The Association of Intersexed People wanted a ban on medically pointless surgeries until the child turned the age of 16, so the intersex person could be able to decide for himself or herself whether they wanted to live as a man, or woman or as neither one.
The novel German law is projected to eliminate stress on parents so they will not make any decisions too soon about controversial sex assignment surgeries for their newborns. However, activists have said it does not go far enough yet.
Such surgeries will probably continue in Germany, stated Silvan Agius, who is the policy administrator at ILGA Europe, which is a gay, lesbian, bisexual, transgender and intersex rights group.
Agius said that even before having the choice of not putting down a baby’s gender on record, individuals already had the opportunity to say that they did not want any surgery until their child could decide what gender he or she was.
Agius and other campaigners are in fear that the new law will do nothing to change the social order that functions essentially on a gender twofold with accommodations such as separate female and male toilets. That is not going to change anytime in the near future, no matter what laws are put into place.
Specialists guesstimate that about one in every 1,500 to 2,000 births end in a baby of uncertain gender or the child has both male and female characteristics.
Genital surgeries such as removal of undescended testicles, vaginoplasty, clitoral reductions or vaginal surgical creation are executed to physically give the newborn a male or female gender.
According to a European Commission report that was taken in 2012 on the subject, these operations are performed on intersex babies in numerous European countries deprived of suitable informed consent by the newborns parents.
The research also discovered that many of these intersex-born people were livid that these surgeries were done when they were too young to give their own consent after they reach adulthood and realize what had happened to them.
In 2009, a provincial court in western Germany awarded more than$135,130 in damages to an intersex person who was raised as a male and who had a uterus and womb removed as a teenager.
The court stated that the doctor who performed this surgery had violated the person’s health and well-being, according to an EU Commission study.

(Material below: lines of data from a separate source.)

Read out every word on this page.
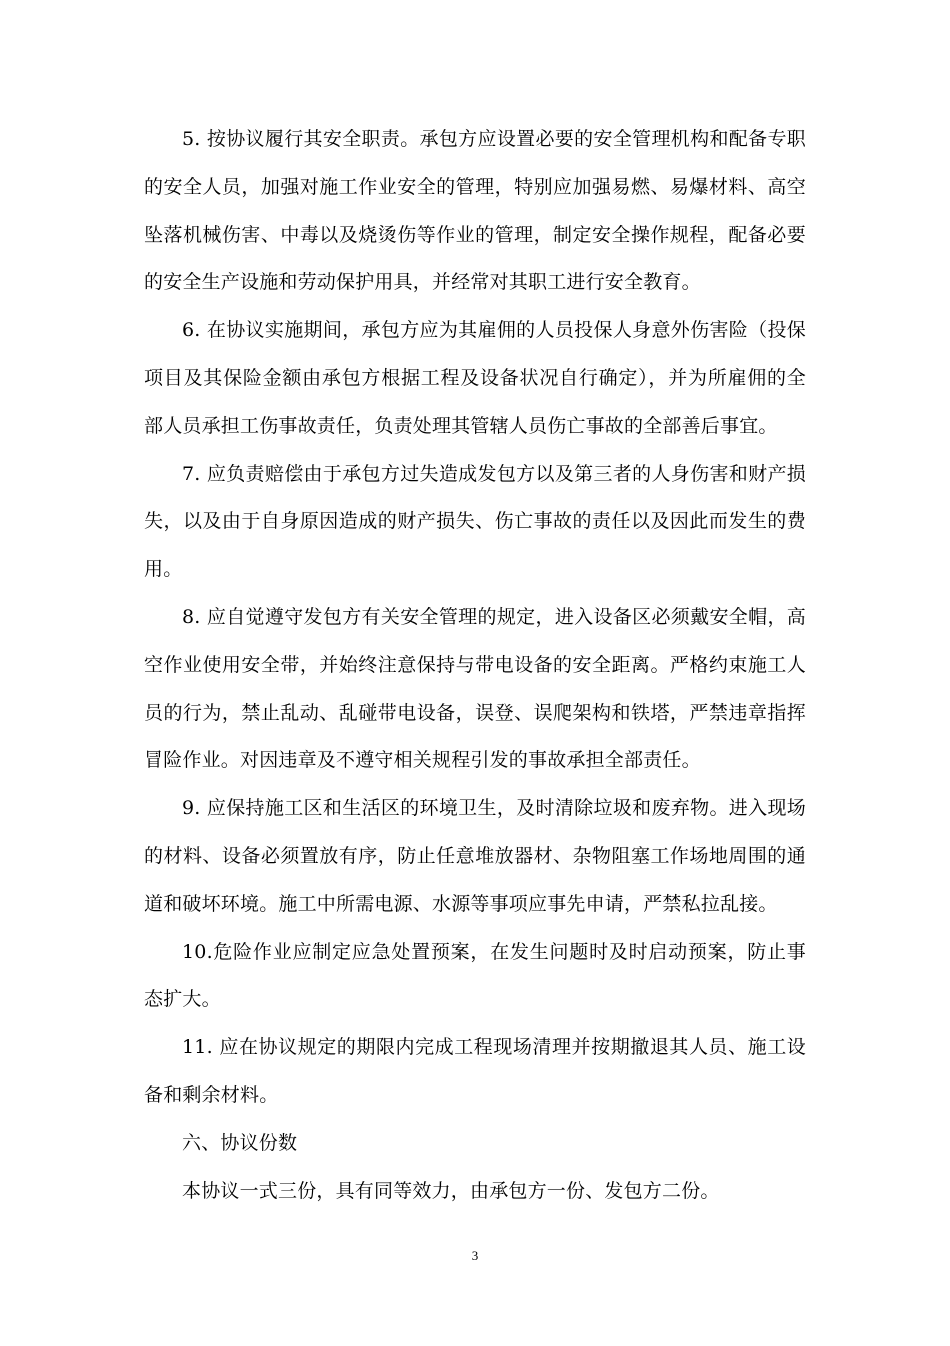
5. 按协议履行其安全职责。承包方应设置必要的安全管理机构和配备专职的安全人员，加强对施工作业安全的管理，特别应加强易燃、易爆材料、高空坠落机械伤害、中毒以及烧烫伤等作业的管理，制定安全操作规程，配备必要的安全生产设施和劳动保护用具，并经常对其职工进行安全教育。

6. 在协议实施期间，承包方应为其雇佣的人员投保人身意外伤害险（投保项目及其保险金额由承包方根据工程及设备状况自行确定），并为所雇佣的全部人员承担工伤事故责任，负责处理其管辖人员伤亡事故的全部善后事宜。

7. 应负责赔偿由于承包方过失造成发包方以及第三者的人身伤害和财产损失，以及由于自身原因造成的财产损失、伤亡事故的责任以及因此而发生的费用。

8. 应自觉遵守发包方有关安全管理的规定，进入设备区必须戴安全帽，高空作业使用安全带，并始终注意保持与带电设备的安全距离。严格约束施工人员的行为，禁止乱动、乱碰带电设备，误登、误爬架构和铁塔，严禁违章指挥冒险作业。对因违章及不遵守相关规程引发的事故承担全部责任。

9. 应保持施工区和生活区的环境卫生，及时清除垃圾和废弃物。进入现场的材料、设备必须置放有序，防止任意堆放器材、杂物阻塞工作场地周围的通道和破坏环境。施工中所需电源、水源等事项应事先申请，严禁私拉乱接。

10.危险作业应制定应急处置预案，在发生问题时及时启动预案，防止事态扩大。

11. 应在协议规定的期限内完成工程现场清理并按期撤退其人员、施工设备和剩余材料。

六、协议份数

本协议一式三份，具有同等效力，由承包方一份、发包方二份。

3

However, not every person who had underwent such operations as children find themselves unhappy as adults. A European council addressed the genital surgery issue for the very first time last month.
It decided to adopt a resolution that called on member states to research the frequency of non-medically warranted operations which could harm children and take steps to make sure that nobody is subjected to needless surgical treatment which is cosmetic in natural instead of being vital for health during a person’s infancy or their childhood.
With Germany passing the law that the gender field can be left blank on birth certificates, the pointless operations just might be slowly on their way out.